A compliant voice hotline intake under France’s Loi Waserman, the act that modernised Sapin II to transpose EU Directive 2019/1937, is one pipeline, not three. Capture audio in the browser via the MediaRecorder API, encrypt and upload it into the same report bundle as the text fields using libsodium SealedBox to the recipient’s Curve25519 public key, produce a draft transcript on the recipient side using a self-hosted STT model, and let the reporter verify, rectify, and approve through an anonymous one-time receipt code (never an email or phone re-prompt). The same five-stage pipeline satisfies Article 9(2) and Article 18 of the directive, France’s verify/rectify/approve cycle, and Italy’s D.lgs. 24/2023 oral-report rule. The only deltas across regimes are the consent UX wording and the retention period.
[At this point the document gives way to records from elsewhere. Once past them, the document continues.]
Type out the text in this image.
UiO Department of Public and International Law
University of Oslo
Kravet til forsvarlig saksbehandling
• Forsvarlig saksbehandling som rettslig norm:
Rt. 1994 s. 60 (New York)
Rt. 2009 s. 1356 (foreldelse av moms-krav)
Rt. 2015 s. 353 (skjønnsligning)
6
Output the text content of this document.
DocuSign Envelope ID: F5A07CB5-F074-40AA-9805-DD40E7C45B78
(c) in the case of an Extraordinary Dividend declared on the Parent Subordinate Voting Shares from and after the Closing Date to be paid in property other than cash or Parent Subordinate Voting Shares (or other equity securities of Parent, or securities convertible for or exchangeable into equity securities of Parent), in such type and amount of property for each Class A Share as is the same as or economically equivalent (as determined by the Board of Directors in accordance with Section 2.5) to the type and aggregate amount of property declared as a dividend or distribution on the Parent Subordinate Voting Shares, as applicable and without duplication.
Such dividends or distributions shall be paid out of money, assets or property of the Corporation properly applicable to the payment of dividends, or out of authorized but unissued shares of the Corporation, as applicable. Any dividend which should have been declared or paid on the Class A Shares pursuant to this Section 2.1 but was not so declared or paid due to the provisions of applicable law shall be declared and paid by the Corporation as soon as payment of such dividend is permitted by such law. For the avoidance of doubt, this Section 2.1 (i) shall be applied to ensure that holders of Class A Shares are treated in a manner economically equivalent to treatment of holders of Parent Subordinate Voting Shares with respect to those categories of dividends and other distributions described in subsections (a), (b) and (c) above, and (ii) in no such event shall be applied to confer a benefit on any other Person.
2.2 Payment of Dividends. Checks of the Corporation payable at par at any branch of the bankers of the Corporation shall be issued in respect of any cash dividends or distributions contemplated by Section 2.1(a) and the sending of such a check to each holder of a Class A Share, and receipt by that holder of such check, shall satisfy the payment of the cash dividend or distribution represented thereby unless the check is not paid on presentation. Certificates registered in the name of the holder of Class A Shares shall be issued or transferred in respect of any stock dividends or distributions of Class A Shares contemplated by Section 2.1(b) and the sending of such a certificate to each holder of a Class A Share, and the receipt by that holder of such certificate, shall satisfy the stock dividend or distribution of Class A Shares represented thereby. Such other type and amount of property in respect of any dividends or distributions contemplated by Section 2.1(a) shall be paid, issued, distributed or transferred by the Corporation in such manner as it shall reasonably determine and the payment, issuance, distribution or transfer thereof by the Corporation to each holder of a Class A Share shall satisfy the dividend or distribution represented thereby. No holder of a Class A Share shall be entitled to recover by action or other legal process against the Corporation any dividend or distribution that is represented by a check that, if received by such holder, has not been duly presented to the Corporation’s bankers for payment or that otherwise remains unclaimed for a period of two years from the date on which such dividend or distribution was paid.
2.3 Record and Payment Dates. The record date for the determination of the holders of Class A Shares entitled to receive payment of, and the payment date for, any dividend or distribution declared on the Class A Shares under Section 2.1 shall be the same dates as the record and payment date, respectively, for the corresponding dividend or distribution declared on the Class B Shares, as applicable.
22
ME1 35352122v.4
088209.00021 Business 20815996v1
A whistleblower report needs a complete encryption protocol, not a checkbox that says “AES-256”. A reference design that has converged across mature open-source whistleblowing platforms pairs three primitives in a way every serious system should recognise: a 16-digit random receipt code (stored on the server only as a SHA-256 hash, shaped like a phone number so the reporter can hide it among contacts), libsodium SealedBox (Curve25519 + XSalsa20 + Poly1305) to wrap a per-submission data key to each authorised recipient’s public key, and libsodium SecretBox (XSalsa20 + Poly1305) to encrypt the submission body and attachments under that data key. Each recipient’s Curve25519 private key sits on the server encrypted under a symmetric key derived from the recipient’s password via Argon2ID tuned to 128 MB of memory and roughly one second of computation per login. As of April 2026, this is the protocol that production deployments serving anti-corruption activists, corporate compliance teams, and investigative newsrooms actually run.